Настоящая Лоретта в тот день лежала дома с простудой, температурой под сорок, стопкой журналов, записями любимых телепередач и долгожданной документалкой о настоящей истории Бонни и Клайда, которую она откладывала на особый случай. Ей повезло, что у нее было прикрытие на случай внезапной болезни, и это слово «прикрытие» очень ей нравилось: рубашка, прикрывавшая ее плечи, одеяло, прикрывавшее ее тело, ночной колпак, прикрывавший ее голову, крыша, прикрывавшая ее колпак, небо, прикрывавшее ее крышу, вселенная, всегда прикрывавшая ее задницу, — такой она оказалась удачливой. Удачница Лоретта. Жар был таким сильным, что ей привиделось, будто ограбление пошло не по плану, в банке что-то случилось и ее младшая сестра, вышедшая вместо нее, стояла тут, рядом с диваном, нацепив свою любимую цветочную маску, и умоляла о помощи.
— Нашему делу пиздец! — кажется, сказала младшая сестра.
— Пиздец — тоже дело. Дело к телу, тело — в дело, — ответила Лоретта, но, услышав собственный голос, поняла, что бредит, и уснула прямо на диване с журналом на коленях, открытым на статье о том, что никто и никогда не может угадать с размером лифчика.

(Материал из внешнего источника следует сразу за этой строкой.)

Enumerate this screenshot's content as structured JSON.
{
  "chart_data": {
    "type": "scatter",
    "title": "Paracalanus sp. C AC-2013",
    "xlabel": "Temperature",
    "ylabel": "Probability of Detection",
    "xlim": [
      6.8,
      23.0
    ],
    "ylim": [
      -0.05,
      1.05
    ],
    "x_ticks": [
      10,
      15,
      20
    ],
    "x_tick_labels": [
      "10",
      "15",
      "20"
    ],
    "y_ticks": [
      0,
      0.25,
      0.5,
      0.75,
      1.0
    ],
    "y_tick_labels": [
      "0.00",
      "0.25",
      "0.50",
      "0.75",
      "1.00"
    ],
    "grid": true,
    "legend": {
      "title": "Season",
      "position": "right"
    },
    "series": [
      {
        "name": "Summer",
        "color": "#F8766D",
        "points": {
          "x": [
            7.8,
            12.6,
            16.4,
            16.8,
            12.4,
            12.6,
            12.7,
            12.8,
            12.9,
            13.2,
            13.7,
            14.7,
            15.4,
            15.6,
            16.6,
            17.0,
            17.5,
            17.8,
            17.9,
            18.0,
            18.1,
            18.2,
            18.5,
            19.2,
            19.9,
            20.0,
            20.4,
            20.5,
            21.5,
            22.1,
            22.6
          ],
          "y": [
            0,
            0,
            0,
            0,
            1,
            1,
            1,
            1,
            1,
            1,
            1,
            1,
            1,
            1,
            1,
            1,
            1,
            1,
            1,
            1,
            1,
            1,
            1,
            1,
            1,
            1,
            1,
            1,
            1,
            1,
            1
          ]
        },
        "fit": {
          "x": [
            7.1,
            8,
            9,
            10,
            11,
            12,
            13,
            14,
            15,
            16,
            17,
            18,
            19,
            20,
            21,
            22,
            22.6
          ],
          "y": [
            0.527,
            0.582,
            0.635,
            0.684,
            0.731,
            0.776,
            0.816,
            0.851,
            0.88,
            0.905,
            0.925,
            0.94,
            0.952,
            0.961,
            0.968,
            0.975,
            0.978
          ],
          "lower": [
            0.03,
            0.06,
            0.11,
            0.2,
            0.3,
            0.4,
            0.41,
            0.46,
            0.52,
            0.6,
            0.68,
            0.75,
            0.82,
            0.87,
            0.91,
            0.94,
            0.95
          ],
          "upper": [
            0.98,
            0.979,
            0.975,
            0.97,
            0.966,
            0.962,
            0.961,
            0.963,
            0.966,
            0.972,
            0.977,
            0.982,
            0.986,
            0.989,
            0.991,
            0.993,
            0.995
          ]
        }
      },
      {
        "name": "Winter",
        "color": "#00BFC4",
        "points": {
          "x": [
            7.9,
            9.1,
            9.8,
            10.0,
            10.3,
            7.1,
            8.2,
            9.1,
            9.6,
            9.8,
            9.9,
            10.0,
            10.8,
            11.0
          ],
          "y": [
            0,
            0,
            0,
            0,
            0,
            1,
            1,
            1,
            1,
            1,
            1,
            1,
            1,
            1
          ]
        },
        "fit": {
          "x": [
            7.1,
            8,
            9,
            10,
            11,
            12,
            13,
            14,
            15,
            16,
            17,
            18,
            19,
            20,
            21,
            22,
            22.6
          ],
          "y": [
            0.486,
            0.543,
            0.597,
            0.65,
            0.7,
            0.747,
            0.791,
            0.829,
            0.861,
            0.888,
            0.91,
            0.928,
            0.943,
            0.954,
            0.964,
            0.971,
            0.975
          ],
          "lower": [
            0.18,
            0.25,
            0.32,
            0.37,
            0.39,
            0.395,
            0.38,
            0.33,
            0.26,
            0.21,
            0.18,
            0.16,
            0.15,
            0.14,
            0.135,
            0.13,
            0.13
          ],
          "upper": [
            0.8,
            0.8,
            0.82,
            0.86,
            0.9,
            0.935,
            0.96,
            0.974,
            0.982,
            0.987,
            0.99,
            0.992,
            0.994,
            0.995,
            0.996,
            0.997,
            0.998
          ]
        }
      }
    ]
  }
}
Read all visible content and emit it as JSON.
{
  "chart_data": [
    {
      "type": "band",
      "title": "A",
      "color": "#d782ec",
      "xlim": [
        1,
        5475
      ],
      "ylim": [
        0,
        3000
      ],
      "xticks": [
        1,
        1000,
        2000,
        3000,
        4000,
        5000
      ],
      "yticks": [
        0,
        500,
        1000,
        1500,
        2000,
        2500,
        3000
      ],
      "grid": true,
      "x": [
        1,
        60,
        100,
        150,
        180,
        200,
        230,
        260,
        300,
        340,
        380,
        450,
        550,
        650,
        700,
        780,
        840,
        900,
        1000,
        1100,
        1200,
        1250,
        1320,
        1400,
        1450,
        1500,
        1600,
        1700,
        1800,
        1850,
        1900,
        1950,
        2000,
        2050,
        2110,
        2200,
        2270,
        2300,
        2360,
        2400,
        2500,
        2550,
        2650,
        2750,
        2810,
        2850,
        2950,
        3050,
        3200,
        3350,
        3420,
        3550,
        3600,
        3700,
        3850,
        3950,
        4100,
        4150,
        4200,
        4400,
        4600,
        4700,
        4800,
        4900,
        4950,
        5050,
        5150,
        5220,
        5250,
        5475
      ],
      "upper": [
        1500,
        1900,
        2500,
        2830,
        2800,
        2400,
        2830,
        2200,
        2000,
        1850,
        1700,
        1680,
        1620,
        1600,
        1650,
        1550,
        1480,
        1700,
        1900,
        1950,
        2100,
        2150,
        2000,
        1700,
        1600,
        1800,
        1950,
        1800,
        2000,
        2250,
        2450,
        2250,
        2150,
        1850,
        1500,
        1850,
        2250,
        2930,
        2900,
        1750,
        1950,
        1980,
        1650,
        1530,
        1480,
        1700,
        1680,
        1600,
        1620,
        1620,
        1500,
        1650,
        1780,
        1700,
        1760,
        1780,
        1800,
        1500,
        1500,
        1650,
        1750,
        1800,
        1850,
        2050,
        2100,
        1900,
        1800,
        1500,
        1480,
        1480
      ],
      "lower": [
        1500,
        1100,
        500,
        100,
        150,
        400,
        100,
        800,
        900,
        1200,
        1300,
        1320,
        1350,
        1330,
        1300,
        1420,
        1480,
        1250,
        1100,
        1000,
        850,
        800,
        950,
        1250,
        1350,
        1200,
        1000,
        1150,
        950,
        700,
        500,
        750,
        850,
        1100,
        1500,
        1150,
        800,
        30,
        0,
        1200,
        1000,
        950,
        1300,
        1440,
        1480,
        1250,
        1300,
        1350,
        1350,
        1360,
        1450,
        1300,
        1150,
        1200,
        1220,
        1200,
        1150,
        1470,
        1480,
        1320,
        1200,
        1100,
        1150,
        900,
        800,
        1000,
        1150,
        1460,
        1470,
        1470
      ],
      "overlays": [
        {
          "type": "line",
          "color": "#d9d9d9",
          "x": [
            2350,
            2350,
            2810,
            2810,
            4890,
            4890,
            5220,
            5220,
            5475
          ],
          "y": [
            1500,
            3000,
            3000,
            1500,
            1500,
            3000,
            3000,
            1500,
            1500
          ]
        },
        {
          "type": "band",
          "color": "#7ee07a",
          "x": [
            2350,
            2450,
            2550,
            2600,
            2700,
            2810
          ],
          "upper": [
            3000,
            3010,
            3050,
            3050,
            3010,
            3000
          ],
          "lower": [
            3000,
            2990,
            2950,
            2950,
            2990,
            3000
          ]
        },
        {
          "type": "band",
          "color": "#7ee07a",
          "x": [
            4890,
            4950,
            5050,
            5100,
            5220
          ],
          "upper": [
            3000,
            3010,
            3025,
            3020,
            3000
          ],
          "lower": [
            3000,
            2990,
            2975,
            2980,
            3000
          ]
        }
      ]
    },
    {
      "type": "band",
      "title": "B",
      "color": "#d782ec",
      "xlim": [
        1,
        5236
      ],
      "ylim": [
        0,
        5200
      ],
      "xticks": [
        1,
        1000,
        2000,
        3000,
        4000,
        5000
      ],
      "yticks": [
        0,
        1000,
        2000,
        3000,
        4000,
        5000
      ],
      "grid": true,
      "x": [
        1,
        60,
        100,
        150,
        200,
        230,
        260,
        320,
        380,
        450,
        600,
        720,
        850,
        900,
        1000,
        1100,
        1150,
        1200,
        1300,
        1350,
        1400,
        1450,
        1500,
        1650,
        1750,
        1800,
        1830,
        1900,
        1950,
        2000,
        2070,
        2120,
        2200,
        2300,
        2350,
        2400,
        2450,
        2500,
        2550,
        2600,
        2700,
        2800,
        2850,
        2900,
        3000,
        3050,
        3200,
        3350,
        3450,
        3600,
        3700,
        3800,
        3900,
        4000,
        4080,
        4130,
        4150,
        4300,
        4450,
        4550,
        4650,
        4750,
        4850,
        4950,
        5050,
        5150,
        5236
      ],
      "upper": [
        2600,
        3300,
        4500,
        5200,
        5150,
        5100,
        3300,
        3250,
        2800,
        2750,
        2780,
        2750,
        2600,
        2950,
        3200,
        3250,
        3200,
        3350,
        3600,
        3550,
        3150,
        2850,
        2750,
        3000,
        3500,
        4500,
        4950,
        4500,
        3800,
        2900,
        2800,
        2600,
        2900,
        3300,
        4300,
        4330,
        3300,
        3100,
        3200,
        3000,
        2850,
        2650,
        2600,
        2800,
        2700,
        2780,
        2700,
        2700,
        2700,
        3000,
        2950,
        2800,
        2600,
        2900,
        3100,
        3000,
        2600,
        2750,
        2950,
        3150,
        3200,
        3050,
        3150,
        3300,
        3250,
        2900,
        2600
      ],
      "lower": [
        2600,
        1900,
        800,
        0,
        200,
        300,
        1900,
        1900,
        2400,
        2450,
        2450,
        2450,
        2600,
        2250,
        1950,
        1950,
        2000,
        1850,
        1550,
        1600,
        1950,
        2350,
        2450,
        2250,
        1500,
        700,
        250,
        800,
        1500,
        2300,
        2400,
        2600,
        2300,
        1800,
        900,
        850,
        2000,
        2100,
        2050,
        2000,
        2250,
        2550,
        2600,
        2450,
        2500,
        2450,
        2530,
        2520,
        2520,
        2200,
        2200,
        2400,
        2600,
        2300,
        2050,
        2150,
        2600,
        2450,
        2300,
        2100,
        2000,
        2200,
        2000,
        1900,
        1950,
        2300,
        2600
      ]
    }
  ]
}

Весть настигла ее поздно ночью, в новостях передавали, что кто-то пытался ограбить банк, кто-то погиб, грабитель погиб, тело пропало. В этот момент Карл стоял возле ее дома и следил за ней через окно, а она была одновременно растеряна и потрясена. Лоретта истерично расхохоталась, точно рояль, который должен был свалиться на нее с неба, промазал на пару сантиметров — от осознания этого она хохотала без остановки. Но маниакальный хохот тут же превратился в плач. Она поняла, что рояль-то промазал мимо нее, но свалился не просто на чью-то другую, а на голову ее младшей сестры, тоже превосходной грабительницы банков, грабительницы с таким потенциалом, какой может быть только у гениального пианиста, и внезапно она возненавидела слово «потенциал», потому что оно обозначало что-то, что можно либо растратить, либо воплотить, а угадайте, кто больше уже никогда ничего не воплотит?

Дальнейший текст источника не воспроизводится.